MODELLING PLANT GROWTH BASED ON GOMPERTZ, LOGISTIC CURVE, EXTREME GRADIENT BOOSTING AND LIGHT GRADIENT BOOSTING MODELS USING HIGH DIMENSIONAL IMAGE DERIVED MAIZE (Zea mays L.) PHENOMIC DATA
Abstract
Modelling of plant growth is vital for hypotheses testing and carrying out virtual plant
growth and development experiments, which may otherwise take a long time under
field conditions. Modelling of plant growth has been aggravated by new phenotyping
platforms that generate high dimensional data non-destructively over the entire growth
time of a plant using a set of camera system. Such platforms generate high-throughput
phenomic data, which is complex and constitute many features collected at multiple
growth points for the same plant. However, the classical models are limited in that they
can only model a single feature at a time. Moreover, information on usefulness of these
features and their selection criteria is limited.
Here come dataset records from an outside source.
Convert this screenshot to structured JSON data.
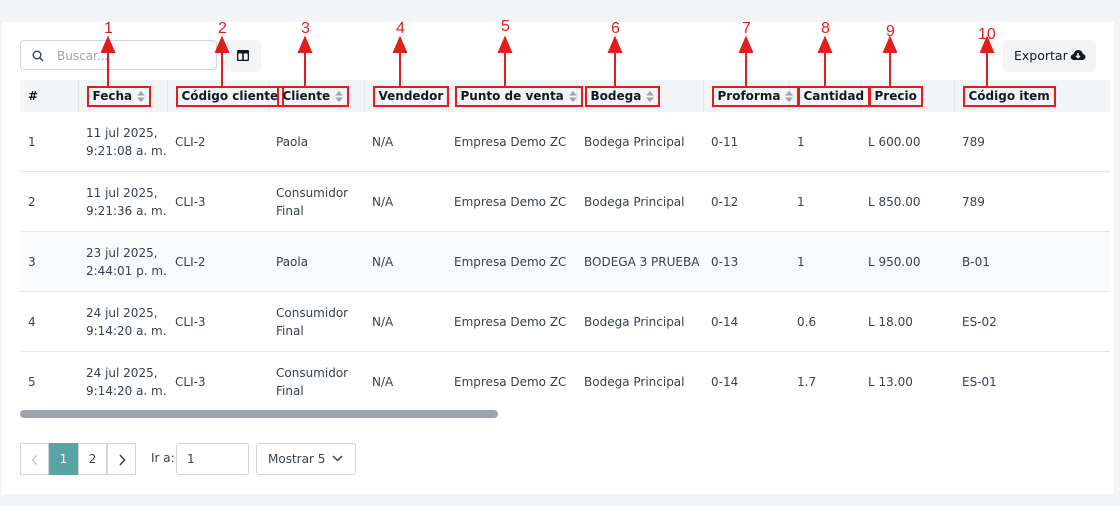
{
  "search": {
    "placeholder": "Buscar...",
    "icon": "search-icon"
  },
  "toolbar": {
    "columns_icon": "columns-icon",
    "export_label": "Exportar",
    "export_icon": "cloud-download-icon"
  },
  "annotation_color": "#e11d1d",
  "annotations": [
    "1",
    "2",
    "3",
    "4",
    "5",
    "6",
    "7",
    "8",
    "9",
    "10"
  ],
  "table": {
    "headers": [
      "#",
      "Fecha",
      "Código cliente",
      "Cliente",
      "Vendedor",
      "Punto de venta",
      "Bodega",
      "Proforma",
      "Cantidad",
      "Precio",
      "Código item"
    ],
    "rows": [
      [
        "1",
        "11 jul 2025, 9:21:08 a. m.",
        "CLI-2",
        "Paola",
        "N/A",
        "Empresa Demo ZC",
        "Bodega Principal",
        "0-11",
        "1",
        "L 600.00",
        "789"
      ],
      [
        "2",
        "11 jul 2025, 9:21:36 a. m.",
        "CLI-3",
        "Consumidor Final",
        "N/A",
        "Empresa Demo ZC",
        "Bodega Principal",
        "0-12",
        "1",
        "L 850.00",
        "789"
      ],
      [
        "3",
        "23 jul 2025, 2:44:01 p. m.",
        "CLI-2",
        "Paola",
        "N/A",
        "Empresa Demo ZC",
        "BODEGA 3 PRUEBA",
        "0-13",
        "1",
        "L 950.00",
        "B-01"
      ],
      [
        "4",
        "24 jul 2025, 9:14:20 a. m.",
        "CLI-3",
        "Consumidor Final",
        "N/A",
        "Empresa Demo ZC",
        "Bodega Principal",
        "0-14",
        "0.6",
        "L 18.00",
        "ES-02"
      ],
      [
        "5",
        "24 jul 2025, 9:14:20 a. m.",
        "CLI-3",
        "Consumidor Final",
        "N/A",
        "Empresa Demo ZC",
        "Bodega Principal",
        "0-14",
        "1.7",
        "L 13.00",
        "ES-01"
      ]
    ]
  },
  "pagination": {
    "pages": [
      "1",
      "2"
    ],
    "current": "1",
    "goto_label": "Ir a:",
    "goto_value": "1",
    "page_size_label": "Mostrar 5",
    "accent": "#5aa3a3"
  }
}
The objective of this study was to apply
dynamic plant growth models that could be used to dissect complex relationships
between plant growth and development using several modelling strategies. These
included sigmoid models, light GBM and XGBoost models. The image derived
phenomic data was obtained from the Leibniz Institute of Plant Genetics and Crop Plant
Research Gatersleben, Germany. The image data was imputed using 𝑘 Nearest
Neighbours technique. The feature importance, Shapley values and LASSO regression
were used to extract the features that were used to fit the models. The Shapley values
extracted 25 phenotypic features, feature importance extracted 31 features and LASSO
regression extracted 12 features. Of the three techniques, the feature importance
technique emerged the best feature selection technique since its features produced the
best performing XGBoost with RMSE and R-squared values of 2.1641 and 0.8292,
respectively. The suitability of the RMSE and the R-squared was because that the study
was a regression problem where the aforementioned tools are used as performance
metrics. The results showed that the XGBoost (RMSE = 2.1641) and Light GBM
(RMSE = 2.7776) performed better than the Gompertz (RMSE = 3.8378) and the
logistic function (RMSE = 3.8378) models in modelling maize plant growth. The
XGBoost model (RMSE = 2.1641) showed better performance than Light GBM model
(RMSE = 2.7776) in modelling maize plant growth. The Gompertz model using plant
volume had AIC and BIC values for 139738.3 and 139763.4, respectively. The
Gompertz model for plant side area had AIC and BIC values for 98436.15 and
98461.31, respectively. The logistic function model for plant volume had AIC and BIC
values for 139749.2 and 139774.4, respectively. The logistic function model for plant
side area had AIC and BIC values for 98415.95 and 98441.11, respectively. The
Gompertz model and logistic function models showed almost the same performance in
modelling maize plant growth. The non-parametric models, the XGBoost and light
GBM, were found to perform better than the classical models (Gompertz and logistic
functions) in modelling maize plant growth. Therefore, the study recommends the use
of feature importance for feature selection, whenever high dimensional and complex
phenotypic data is involved. More over, the study also recommends the use of XGBoost
as a generic model to fit high dimensional and complex phenotypic data in modelling
plant growth and to predict plant biomass yield at different growth points.